Tanto o design externo quanto interno chamam a atenção e os serviços de atendimento, as refeições e o luxo por todos os lados são um destaque. Uma exclusividade com alto preço mas que recebe vários prêmios de revistas e sites especializados em cruzeiros. A alta proporção de tripulantes por passageiros, as espaçosas cabines, refeições de alto padrão e a sensação de espaço a bordo são sempre elogiados nos navios da Seabourn Cruises. A companhia costuma incluir o Brasil nas suas viagens mais longas, então podemos esperar uma visita dele nos próximos anos em alguns dos nossos portos.

Junho
Viking Spirit - Viking Ocean Cruises
O quinto irmão da família Viking Ocean :)

Dezembro
Nieuw Statendam - Holland America Line
Esse será o segundo integrante da classe Pinnacle, que já conta com o Koningsdam. Os dois são os maiores navios da HAL e têm a missão de manter a "Assinatura de Excelência" que a companhia promete entregar a todos os passageiros, mesmo em navios de grande porte. A decoração clássica complementada com alimentação e serviços premium tornam os navios da companhia bastante diferenciados, ficando no nível de empresas como Princess e Celebrity. Durante a temporada 2018/2019 ele ficará baseado no tradicional porto Everglades, em Fort Lauderdale (Flórida), de onde vários navios da empresa já navegam.

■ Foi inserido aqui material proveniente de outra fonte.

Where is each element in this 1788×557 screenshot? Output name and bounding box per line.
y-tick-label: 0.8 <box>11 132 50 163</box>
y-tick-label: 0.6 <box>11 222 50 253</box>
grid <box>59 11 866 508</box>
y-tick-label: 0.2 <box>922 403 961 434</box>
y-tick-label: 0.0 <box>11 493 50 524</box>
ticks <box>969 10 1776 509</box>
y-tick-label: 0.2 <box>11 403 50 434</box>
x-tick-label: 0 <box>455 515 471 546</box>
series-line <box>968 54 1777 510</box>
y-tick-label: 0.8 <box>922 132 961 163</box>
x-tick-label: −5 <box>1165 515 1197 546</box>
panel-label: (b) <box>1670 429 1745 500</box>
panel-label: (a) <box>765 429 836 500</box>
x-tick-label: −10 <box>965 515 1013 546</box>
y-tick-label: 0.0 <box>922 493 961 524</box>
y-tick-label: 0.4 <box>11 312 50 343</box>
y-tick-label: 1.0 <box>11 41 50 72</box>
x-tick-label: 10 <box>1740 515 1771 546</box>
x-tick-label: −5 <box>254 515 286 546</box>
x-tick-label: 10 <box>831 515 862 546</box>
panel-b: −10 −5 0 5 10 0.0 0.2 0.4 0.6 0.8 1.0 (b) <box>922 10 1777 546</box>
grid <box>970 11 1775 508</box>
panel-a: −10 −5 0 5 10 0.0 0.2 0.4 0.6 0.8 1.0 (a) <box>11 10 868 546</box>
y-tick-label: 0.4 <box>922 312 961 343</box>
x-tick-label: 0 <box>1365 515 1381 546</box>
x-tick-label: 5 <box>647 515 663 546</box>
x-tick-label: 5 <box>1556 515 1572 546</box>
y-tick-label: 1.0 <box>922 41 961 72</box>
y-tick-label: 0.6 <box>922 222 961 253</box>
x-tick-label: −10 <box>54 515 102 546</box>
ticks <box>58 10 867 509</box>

Celebrity Edge - Celebrity Cruises
Há um bom tempo o mercado de cruzeiros estava esperando o projeto Edge, da Celebrity, ser apresentado. Ao chegar ele provou que a ansiedade tinha um motivo. Posicionado na mesma faixa de tamanho da classe Solstice, o Celebrity Edge será o navio de grande porte mais diferente que você verá por um bom tempo. Ele possui um elevador laranja multifuncional do lado direito, chamado de Magic Carpet, que anda por 14 decks e funciona como um bar, um restaurante ou ainda um píer para embarcar e desembarcar os tenders. Além disso ele terá as Edge Villas, seis cabines de dois andares na frente do navio, e jardins enormes no deck superior. As cabines com varanda terão uma parede de vidro do chão ao teto que poderá ser aberta pela metade, o que aumentou o espaço da cabine. Já em Dezembro ele estará em Fort Lauderdale fazendo viagens para o Caribe Leste e Oeste.
 


Todas as imagens são renderizações para divulgação das respectivas companhias de cruzeiros.